INSIDE METAL: THE LA METAL SCENE EXPLODES (MetalRock Films)INSIDE METAL: THE LA METAL SCENE EXPLODES (MetalRock Films)

The next step on the journey started with last year’s double DVD set ‘Inside Metal: Pioneers Of LA Hard Rock And Metal’, ‘Inside Metal: The LA Metal Scene Explodes’ throws the spotlight on the period in the early Eighties when all of a sudden everything metal centralised itself on the City of Angels. How and why this happened is brought into sharp focus by pretty much a cast of thousands including the likes of Betsy, Lizzy Borden, John Bush, Don Dokken, Dave Ellefson, Stephen Pearcy, Marq Torien, Lars Ulrich and Joey Vera.

Again a double set (but sold separately) and again a true testament to a group of people keen to document an important part of metal’s history, ‘…The LA Metal Scene Explodes’ is eminently watchable, nicely filmed and edited, and offers a tremendously engaging insight into what it was like to observe and/or be a part of the global rise of the LA metal scene as it took over from the NWOBHM (which, it is noted, had a “significant impact” on LA metal) in particular and the Brits in general. The first DVD is perhaps more band-centred, while the second looks more at the environment in which the scene expanded, but of course these are both are co-dependent and completely inseparable anyway – like the chicken and the egg, without one the other is irrelevant. Grainy film from the time wipes away the façade of glamour that you associate with the pristine and well-preened LA acts of the time – a toilet gig’s a toilet gig, wherever you are in the world! – but sets the scene as numerous bands slog their way around LA’s many (and world-famous) clubs.

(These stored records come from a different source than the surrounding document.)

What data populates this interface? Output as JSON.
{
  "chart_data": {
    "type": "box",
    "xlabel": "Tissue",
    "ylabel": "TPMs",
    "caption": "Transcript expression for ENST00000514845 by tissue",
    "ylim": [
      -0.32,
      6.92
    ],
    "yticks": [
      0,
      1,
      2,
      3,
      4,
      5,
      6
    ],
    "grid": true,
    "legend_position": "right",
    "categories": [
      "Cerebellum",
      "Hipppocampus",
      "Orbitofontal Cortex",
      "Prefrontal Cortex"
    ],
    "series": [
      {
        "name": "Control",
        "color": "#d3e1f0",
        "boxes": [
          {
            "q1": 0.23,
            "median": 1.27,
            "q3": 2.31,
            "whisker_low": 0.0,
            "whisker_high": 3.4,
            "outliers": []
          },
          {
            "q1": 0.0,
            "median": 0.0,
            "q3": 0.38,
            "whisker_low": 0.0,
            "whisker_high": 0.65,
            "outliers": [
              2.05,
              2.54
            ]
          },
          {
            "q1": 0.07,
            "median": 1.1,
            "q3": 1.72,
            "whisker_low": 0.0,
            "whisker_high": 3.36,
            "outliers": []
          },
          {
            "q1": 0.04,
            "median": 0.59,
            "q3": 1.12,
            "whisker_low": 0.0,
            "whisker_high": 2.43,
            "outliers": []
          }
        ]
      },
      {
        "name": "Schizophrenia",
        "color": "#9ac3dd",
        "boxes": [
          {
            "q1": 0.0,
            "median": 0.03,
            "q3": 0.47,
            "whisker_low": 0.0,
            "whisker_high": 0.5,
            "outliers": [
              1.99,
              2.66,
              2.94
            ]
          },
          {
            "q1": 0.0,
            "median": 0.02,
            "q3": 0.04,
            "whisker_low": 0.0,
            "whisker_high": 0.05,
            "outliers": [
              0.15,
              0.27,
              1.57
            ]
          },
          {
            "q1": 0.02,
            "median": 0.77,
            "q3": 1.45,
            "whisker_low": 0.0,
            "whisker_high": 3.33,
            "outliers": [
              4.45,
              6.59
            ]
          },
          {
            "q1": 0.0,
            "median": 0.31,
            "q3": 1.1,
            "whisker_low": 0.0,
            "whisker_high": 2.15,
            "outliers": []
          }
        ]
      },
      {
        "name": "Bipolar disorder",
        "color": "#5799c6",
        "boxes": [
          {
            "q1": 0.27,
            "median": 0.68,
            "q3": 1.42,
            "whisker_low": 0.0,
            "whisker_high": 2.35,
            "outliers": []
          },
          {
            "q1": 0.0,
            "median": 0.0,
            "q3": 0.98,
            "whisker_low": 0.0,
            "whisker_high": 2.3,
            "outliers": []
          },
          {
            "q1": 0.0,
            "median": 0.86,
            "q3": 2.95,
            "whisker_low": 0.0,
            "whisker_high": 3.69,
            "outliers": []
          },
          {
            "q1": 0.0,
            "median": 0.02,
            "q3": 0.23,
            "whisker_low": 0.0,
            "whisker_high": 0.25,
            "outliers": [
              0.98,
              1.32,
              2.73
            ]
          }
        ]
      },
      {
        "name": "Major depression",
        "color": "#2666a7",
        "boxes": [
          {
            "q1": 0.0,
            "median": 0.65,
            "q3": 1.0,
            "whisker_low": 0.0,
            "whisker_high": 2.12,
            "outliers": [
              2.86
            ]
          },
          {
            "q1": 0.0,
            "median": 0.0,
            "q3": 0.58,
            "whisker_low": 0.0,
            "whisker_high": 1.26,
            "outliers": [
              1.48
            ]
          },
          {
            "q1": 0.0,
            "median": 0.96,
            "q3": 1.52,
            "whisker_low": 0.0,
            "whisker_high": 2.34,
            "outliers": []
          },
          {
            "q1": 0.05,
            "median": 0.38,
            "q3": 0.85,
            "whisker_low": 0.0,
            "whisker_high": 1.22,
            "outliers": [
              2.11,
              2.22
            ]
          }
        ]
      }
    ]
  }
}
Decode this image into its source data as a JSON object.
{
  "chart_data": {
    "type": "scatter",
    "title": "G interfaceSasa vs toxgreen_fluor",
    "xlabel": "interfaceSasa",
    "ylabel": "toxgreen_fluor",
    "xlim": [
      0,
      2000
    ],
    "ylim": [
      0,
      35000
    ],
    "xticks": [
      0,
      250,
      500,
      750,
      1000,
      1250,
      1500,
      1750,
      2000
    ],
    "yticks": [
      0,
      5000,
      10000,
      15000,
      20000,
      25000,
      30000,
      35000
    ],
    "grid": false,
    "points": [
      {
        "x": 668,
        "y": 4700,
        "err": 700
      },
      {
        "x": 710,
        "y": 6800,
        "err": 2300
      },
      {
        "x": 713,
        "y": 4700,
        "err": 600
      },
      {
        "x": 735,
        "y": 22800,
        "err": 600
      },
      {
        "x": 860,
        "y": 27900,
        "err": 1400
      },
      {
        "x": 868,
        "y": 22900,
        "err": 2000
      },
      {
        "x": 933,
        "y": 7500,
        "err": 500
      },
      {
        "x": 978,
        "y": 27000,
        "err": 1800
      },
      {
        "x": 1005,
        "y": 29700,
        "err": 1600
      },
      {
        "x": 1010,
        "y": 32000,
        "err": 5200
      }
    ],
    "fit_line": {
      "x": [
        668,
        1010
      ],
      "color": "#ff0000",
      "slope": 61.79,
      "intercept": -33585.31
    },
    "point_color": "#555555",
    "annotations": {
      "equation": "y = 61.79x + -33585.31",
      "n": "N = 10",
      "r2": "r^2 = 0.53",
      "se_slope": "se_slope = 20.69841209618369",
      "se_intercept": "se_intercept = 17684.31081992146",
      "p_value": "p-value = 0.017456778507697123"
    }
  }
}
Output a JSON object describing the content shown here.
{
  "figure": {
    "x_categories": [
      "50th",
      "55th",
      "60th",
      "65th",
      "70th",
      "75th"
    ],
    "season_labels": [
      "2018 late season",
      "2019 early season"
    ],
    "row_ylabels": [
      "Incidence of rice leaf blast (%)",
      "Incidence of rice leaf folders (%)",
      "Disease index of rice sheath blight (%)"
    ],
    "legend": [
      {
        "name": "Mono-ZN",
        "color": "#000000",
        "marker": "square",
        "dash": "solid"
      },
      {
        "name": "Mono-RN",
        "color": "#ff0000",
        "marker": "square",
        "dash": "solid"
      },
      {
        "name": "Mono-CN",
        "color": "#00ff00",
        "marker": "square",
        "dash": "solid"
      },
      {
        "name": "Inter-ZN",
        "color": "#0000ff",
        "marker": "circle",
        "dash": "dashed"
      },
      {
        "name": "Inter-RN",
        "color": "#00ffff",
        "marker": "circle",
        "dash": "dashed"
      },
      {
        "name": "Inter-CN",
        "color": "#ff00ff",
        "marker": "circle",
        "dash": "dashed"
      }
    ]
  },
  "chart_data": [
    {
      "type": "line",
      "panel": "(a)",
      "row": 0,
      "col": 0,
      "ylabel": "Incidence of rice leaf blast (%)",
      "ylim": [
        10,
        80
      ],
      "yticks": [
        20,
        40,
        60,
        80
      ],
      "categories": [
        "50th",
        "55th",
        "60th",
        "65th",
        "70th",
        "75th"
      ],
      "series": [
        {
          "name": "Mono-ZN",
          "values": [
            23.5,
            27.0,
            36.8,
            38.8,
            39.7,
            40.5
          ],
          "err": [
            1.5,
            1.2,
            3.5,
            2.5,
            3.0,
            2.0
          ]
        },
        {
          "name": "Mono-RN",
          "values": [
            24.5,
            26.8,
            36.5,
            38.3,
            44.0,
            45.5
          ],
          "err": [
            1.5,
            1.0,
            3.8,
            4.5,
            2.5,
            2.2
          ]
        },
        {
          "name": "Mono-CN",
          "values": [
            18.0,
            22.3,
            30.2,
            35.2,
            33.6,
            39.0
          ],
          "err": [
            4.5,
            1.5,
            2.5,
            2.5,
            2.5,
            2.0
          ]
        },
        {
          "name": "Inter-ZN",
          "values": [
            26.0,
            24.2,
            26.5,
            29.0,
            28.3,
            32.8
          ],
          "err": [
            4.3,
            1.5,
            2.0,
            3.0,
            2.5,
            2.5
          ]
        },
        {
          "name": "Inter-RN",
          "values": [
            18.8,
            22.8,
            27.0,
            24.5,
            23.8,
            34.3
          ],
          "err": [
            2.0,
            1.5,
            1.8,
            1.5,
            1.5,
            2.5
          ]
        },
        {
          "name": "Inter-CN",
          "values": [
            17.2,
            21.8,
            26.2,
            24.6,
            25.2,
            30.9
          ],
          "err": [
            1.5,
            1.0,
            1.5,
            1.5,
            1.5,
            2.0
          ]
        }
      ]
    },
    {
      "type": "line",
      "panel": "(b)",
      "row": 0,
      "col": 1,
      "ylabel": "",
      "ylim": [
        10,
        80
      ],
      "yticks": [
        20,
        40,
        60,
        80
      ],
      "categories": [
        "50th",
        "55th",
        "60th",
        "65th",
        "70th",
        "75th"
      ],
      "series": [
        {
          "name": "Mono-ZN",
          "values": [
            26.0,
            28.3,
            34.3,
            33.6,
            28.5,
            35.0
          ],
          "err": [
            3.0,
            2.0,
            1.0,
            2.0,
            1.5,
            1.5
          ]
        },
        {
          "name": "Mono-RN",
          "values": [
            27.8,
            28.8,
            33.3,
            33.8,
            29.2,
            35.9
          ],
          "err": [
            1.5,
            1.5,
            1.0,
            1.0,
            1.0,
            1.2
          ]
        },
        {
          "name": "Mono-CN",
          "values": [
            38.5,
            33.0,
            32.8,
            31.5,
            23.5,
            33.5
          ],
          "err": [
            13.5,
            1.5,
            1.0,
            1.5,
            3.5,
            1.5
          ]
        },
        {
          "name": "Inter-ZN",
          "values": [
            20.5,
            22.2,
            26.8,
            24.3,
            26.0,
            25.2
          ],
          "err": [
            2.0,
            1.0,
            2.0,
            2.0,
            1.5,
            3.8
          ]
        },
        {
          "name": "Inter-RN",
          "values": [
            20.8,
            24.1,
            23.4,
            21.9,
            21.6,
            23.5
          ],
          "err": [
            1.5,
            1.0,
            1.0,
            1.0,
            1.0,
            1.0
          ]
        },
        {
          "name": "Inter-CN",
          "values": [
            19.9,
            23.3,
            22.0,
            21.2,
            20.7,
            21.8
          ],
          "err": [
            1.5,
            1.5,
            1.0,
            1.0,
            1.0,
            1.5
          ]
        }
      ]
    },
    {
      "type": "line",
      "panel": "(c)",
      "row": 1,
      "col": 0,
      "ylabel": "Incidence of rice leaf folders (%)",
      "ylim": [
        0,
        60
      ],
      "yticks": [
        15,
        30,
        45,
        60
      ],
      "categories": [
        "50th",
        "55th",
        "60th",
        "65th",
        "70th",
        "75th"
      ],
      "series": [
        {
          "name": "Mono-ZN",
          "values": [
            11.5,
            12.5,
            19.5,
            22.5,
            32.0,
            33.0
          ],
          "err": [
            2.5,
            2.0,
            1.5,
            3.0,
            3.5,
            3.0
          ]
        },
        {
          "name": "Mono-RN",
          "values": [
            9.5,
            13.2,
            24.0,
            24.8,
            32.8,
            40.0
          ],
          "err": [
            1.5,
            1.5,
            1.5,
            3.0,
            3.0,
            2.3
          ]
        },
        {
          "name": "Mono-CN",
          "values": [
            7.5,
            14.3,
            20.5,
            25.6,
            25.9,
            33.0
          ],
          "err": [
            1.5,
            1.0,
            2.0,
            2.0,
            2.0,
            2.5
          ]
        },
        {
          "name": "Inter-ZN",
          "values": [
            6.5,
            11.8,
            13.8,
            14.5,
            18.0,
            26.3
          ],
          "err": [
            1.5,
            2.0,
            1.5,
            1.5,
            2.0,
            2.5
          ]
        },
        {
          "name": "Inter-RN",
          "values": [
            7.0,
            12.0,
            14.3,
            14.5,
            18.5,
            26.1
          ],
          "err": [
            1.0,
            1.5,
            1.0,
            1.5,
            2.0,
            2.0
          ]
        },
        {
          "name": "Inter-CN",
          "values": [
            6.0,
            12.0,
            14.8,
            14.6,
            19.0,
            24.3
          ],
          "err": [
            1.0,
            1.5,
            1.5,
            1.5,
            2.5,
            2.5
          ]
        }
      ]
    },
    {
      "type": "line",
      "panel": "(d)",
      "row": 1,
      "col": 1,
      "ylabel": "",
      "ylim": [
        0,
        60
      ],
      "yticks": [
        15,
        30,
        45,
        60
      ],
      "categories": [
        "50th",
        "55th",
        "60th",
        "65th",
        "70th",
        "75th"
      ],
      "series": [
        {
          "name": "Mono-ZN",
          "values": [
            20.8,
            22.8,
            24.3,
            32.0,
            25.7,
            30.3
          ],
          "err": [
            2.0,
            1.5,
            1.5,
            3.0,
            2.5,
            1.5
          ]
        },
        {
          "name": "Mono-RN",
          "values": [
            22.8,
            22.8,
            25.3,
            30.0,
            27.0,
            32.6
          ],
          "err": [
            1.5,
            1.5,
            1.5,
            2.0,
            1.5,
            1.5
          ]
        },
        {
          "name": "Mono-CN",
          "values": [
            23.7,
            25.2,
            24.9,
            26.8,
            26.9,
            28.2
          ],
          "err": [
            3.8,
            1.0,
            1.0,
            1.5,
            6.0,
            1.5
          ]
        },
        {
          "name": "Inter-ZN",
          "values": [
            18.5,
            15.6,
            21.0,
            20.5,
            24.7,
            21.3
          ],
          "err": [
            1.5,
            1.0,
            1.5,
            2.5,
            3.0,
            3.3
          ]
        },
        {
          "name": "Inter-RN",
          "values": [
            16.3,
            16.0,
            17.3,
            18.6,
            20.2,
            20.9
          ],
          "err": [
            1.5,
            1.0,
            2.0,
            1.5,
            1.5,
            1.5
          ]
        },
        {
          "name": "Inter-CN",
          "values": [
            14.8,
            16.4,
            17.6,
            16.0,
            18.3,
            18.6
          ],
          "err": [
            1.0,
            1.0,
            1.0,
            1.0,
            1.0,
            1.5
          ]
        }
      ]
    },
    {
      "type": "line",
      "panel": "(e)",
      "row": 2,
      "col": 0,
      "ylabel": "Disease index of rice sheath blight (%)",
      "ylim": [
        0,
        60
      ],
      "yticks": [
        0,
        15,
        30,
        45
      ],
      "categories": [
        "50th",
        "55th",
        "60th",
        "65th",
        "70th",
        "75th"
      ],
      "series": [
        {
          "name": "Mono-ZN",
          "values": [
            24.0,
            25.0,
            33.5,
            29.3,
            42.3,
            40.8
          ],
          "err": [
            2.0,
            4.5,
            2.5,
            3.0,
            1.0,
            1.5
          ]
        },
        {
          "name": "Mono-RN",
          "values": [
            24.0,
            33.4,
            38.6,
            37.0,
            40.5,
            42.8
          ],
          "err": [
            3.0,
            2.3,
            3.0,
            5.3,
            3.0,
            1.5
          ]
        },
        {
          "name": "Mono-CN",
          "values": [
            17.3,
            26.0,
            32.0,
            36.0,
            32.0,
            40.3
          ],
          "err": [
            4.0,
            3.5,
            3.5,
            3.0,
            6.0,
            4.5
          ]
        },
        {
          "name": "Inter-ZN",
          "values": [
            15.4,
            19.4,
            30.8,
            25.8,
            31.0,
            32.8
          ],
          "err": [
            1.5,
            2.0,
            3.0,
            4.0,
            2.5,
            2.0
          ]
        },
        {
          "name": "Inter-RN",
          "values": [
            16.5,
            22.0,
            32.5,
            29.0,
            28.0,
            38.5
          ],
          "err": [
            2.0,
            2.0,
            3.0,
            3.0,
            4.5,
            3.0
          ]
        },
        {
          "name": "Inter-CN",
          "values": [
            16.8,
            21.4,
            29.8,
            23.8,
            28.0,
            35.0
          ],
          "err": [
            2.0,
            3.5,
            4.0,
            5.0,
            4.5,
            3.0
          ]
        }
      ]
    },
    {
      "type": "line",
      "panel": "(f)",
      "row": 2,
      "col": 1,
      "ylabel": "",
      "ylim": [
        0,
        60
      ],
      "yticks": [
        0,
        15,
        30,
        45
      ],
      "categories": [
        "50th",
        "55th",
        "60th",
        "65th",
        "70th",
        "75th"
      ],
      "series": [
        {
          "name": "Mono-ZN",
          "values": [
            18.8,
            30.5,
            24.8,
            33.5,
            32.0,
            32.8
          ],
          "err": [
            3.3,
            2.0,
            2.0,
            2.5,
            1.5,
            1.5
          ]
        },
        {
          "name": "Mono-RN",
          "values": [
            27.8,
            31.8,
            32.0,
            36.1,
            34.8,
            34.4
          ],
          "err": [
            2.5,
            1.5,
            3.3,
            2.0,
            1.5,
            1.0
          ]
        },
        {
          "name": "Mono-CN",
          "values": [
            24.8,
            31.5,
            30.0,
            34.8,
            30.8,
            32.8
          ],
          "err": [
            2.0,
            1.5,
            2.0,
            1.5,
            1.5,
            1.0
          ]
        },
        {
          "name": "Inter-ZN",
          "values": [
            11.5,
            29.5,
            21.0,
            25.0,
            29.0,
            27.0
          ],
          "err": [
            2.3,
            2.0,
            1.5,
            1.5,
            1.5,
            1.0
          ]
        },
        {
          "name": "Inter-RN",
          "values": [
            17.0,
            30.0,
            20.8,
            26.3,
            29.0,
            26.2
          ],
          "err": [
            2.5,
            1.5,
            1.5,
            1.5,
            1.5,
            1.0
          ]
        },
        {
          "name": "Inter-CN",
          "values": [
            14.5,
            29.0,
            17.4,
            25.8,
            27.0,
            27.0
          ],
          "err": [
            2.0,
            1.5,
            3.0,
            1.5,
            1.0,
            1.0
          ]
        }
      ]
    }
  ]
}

With three hours’ footage loving assembled and narrated over the two DVDs there’s a lot to enjoy and a lot to learn, too, although for my money the link between the NWOBHM and the LA scene in the first DVD and the fracturing of the LA scene into sub-genres which suddenly not only lacked cohesion but actually discouraged it in the second make for interesting discussions. For those too young or whose memory has faded, John Bush enumerating how many bands inked deals shows just massive the scene was before some kind of fall-out became inevitable; and, although tangential, Mitch Perry’s three reasons why he quit drinking is hilarious. If you’re hooked it’s worth noting that to wrap things up neatly next year sees the final part of the trilogy with the inevitable ‘Rise of LA Thrash Metal’ as well as a complementary documentary about the Bay Area thrash movement.